SAN JOSE -- The Sharks did the very necessary thing Tuesday night. They beat the Los Angeles Kings, 2-1, and turned a best-of-seven series into a best-of-three. With momentum.
The Sharks also proved their point. Don't discount that portion of the equation, either.
Last week after they blew a lead in the final two minutes and lost Game 2 in Los Angeles to go down 0-2 in the series, there was much bravura talk by the Sharks' that the crushing defeat would not affect them. A few players expressed their belief that they were the better team than the Kings, even if the scoreboard didn't show it.
We've heard so many teams in so many sports make those sorts of statements over the years. How many back it up?
Well, at least one team.
"We were happy with our effort in Game 2," said Logan Couture late Tuesday after he'd scored the Sharks' winning power-play goal for the second straight game. "We obviously lost that game. But we tried to build off it."
And remarkably, they did. Tuesday night was no easy night at the rink for them. The game followed almost the same pattern as Game 2, the week previous. The Sharks dominated the first period, held service in the second period, then held on for dear life in the third against the best the Kings could muster.
This time, however, Los Angeles did not score two goals in the final two minutes to tie and win the game. The Kings pulled within a goal halfway through the third and then poured it on even more. The Sharks might have been running on fumes in those final moments, poking and clawing desperately to clear the puck or diving to block shots. But the desperation succeeded.
And that's why the series is headed back to Staples Center in L.A. for Game 5 on Thursday night -- with a guarantee that there will also be a Game 6 on Sunday back at HP Pavilion, where the Sharks had the best home record in the NHL this season and where they remain undefeated in the playoffs.
Dan Boyle, the Shark defenseman who'd been one of those expressing his opinion that his team was a slight cut above the Kings even after losing in Game 2, refused to gloat after Tuesday's victory about his hockey correctness.
"We knew if we kept playing that way, we would give ourselves a very good chance to win," Boyle said. "We felt confident about that with our group when we came back here, unlike sometimes in years past when you ... questioned some things."

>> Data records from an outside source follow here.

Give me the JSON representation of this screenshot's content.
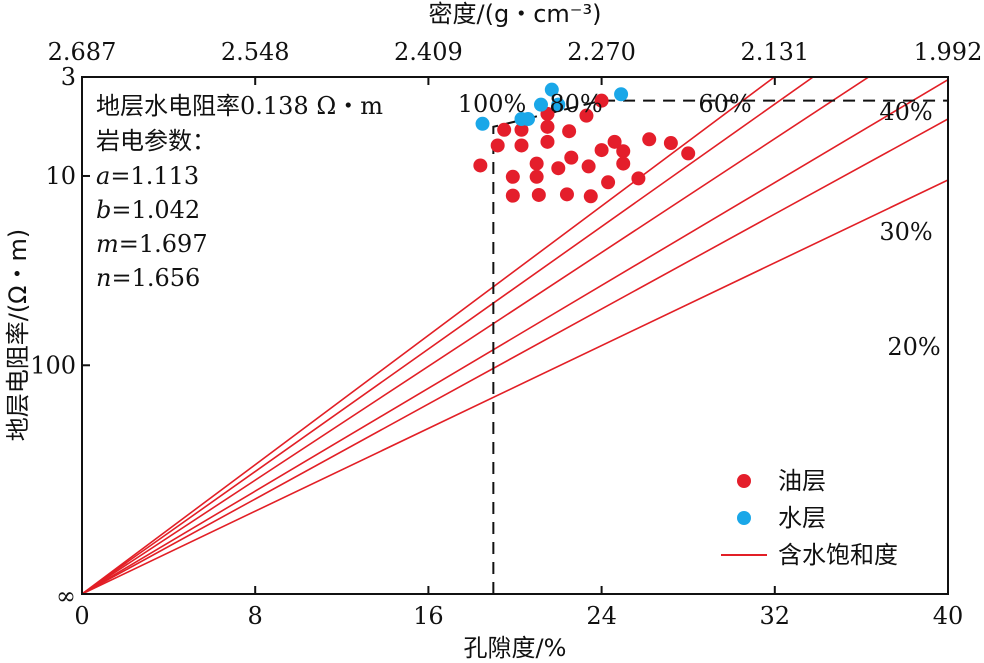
{
  "chart_data": {
    "type": "scatter",
    "x_axis": {
      "label": "孔隙度/%",
      "range": [
        0,
        40
      ],
      "ticks": [
        "0",
        "8",
        "16",
        "24",
        "32",
        "40"
      ]
    },
    "top_axis": {
      "label": "密度/(g・cm⁻³)",
      "ticks": [
        "2.687",
        "2.548",
        "2.409",
        "2.270",
        "2.131",
        "1.992"
      ]
    },
    "y_axis": {
      "label": "地层电阻率/(Ω・m)",
      "scale": "log",
      "inverted": true,
      "ticks": [
        "3",
        "10",
        "100",
        "∞"
      ]
    },
    "annotation": {
      "line1": "地层水电阻率0.138 Ω・m",
      "line2": "岩电参数：",
      "params": [
        {
          "sym": "a",
          "val": "=1.113"
        },
        {
          "sym": "b",
          "val": "=1.042"
        },
        {
          "sym": "m",
          "val": "=1.697"
        },
        {
          "sym": "n",
          "val": "=1.656"
        }
      ]
    },
    "saturation_lines": [
      {
        "label": "100%",
        "resistivity_at_40": 0.62
      },
      {
        "label": "80%",
        "resistivity_at_40": 0.94
      },
      {
        "label": "60%",
        "resistivity_at_40": 1.59
      },
      {
        "label": "40%",
        "resistivity_at_40": 3.1
      },
      {
        "label": "30%",
        "resistivity_at_40": 5.0
      },
      {
        "label": "20%",
        "resistivity_at_40": 10.5
      }
    ],
    "series": [
      {
        "name": "油层",
        "color": "#e41e2b",
        "points": [
          [
            24.0,
            4.0
          ],
          [
            21.5,
            4.7
          ],
          [
            23.3,
            4.8
          ],
          [
            19.5,
            5.7
          ],
          [
            20.3,
            5.7
          ],
          [
            21.5,
            5.5
          ],
          [
            22.5,
            5.8
          ],
          [
            19.2,
            6.9
          ],
          [
            20.3,
            6.9
          ],
          [
            21.5,
            6.6
          ],
          [
            24.6,
            6.6
          ],
          [
            26.2,
            6.4
          ],
          [
            27.2,
            6.7
          ],
          [
            24.0,
            7.3
          ],
          [
            25.0,
            7.4
          ],
          [
            28.0,
            7.6
          ],
          [
            22.6,
            8.0
          ],
          [
            18.4,
            8.8
          ],
          [
            21.0,
            8.6
          ],
          [
            22.0,
            9.1
          ],
          [
            23.4,
            8.9
          ],
          [
            25.0,
            8.6
          ],
          [
            19.9,
            10.1
          ],
          [
            21.0,
            10.1
          ],
          [
            24.3,
            10.8
          ],
          [
            25.7,
            10.3
          ],
          [
            19.9,
            12.7
          ],
          [
            21.1,
            12.6
          ],
          [
            22.4,
            12.5
          ],
          [
            23.5,
            12.8
          ]
        ]
      },
      {
        "name": "水层",
        "color": "#1aa7e8",
        "points": [
          [
            21.7,
            3.5
          ],
          [
            24.9,
            3.7
          ],
          [
            21.2,
            4.2
          ],
          [
            22.0,
            4.2
          ],
          [
            20.3,
            5.0
          ],
          [
            20.6,
            5.0
          ],
          [
            18.5,
            5.3
          ]
        ]
      }
    ],
    "cutoffs": {
      "porosity": 19.0,
      "resistivity": 4.0
    },
    "legend": {
      "position": "bottom-right",
      "items": [
        "油层",
        "水层",
        "含水饱和度"
      ]
    }
  }
}
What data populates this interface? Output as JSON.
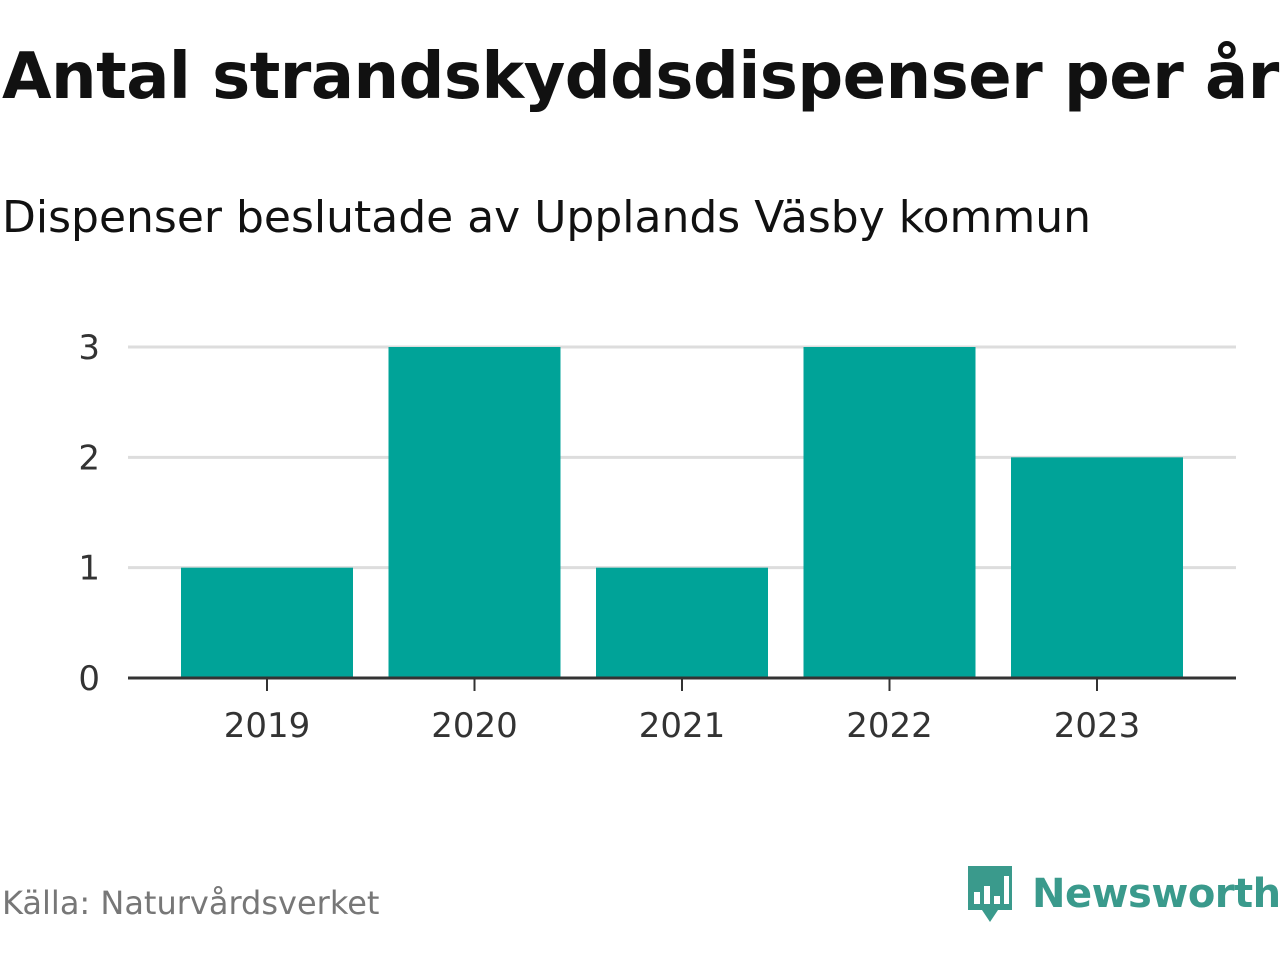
{
  "chart_data": {
    "type": "bar",
    "title": "Antal strandskyddsdispenser per år",
    "subtitle": "Dispenser beslutade av Upplands Väsby kommun",
    "categories": [
      "2019",
      "2020",
      "2021",
      "2022",
      "2023"
    ],
    "values": [
      1,
      3,
      1,
      3,
      2
    ],
    "yticks": [
      "0",
      "1",
      "2",
      "3"
    ],
    "ylim": [
      0,
      3
    ],
    "xlabel": "",
    "ylabel": "",
    "grid": true,
    "bar_color": "#00a398"
  },
  "footer": {
    "source": "Källa: Naturvårdsverket",
    "brand": "Newsworthy",
    "brand_icon": "newsworthy-logo-icon",
    "brand_color": "#3a9a8c"
  }
}
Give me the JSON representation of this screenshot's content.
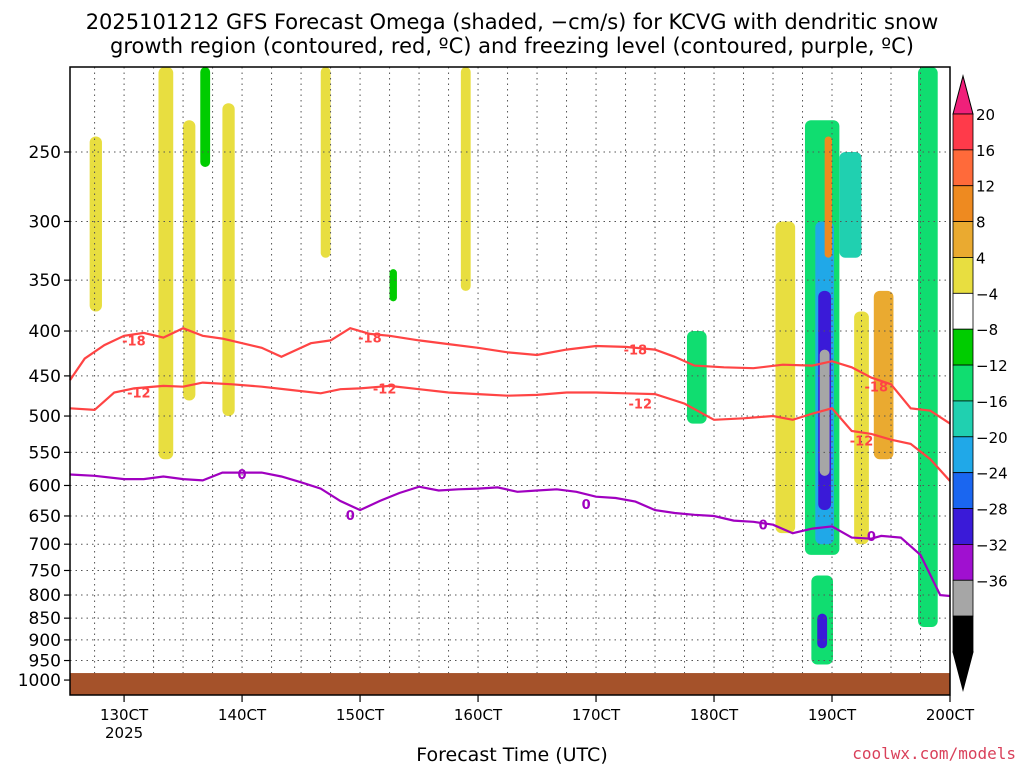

Boyle left that statement hanging, not adding any details. But the history books contain all the grimy details about Shark teams of yore, who looked so flashy and skilled but at a certain point hit a playoff wall and melted.
This 2013 version of our beloved Los Tiburones must contain an anti-melt gene. Because their work in Games 3 and 4, trying to rally from adversity, was impressive. Couture snapped back from his leg injury to score the big goals. Joe Thornton's line with the Tasmanian Devil of hockey, Brent Burns, gave the Kings all sorts of problems. The third line centered by Scott Gomez kept the Kings busy and bothered. Antii Niemi, the goalie, allowed one goal in each of the two HP Pavilion games.
And none of that matters moving ahead, although it's probably better to enter a game with a two-game winning streak than a two-game losing streak. The Kings are still the defending Stanley Cup champions. Their fierceness in the third period Tuesday showed their mettle.
"They brought it," Couture said. "We knew they would. But except for that power-play goal in the third, we kept them out."
"It's going to get tougher," Boyle said. "As you get older in this game, that's what you realize. As hard as it was tonight, it's going to be harder in the next game. We're obviously playing a very good team."
Three times before in franchise history, the Sharks have rallied from an 0-2 deficit to tie up a series at 2-2. But all three times, they've gone on to lose the next two games and be eliminated. One more victory would put them in uncharted waters.
But at least they're sailing into Game 5 with a headwind.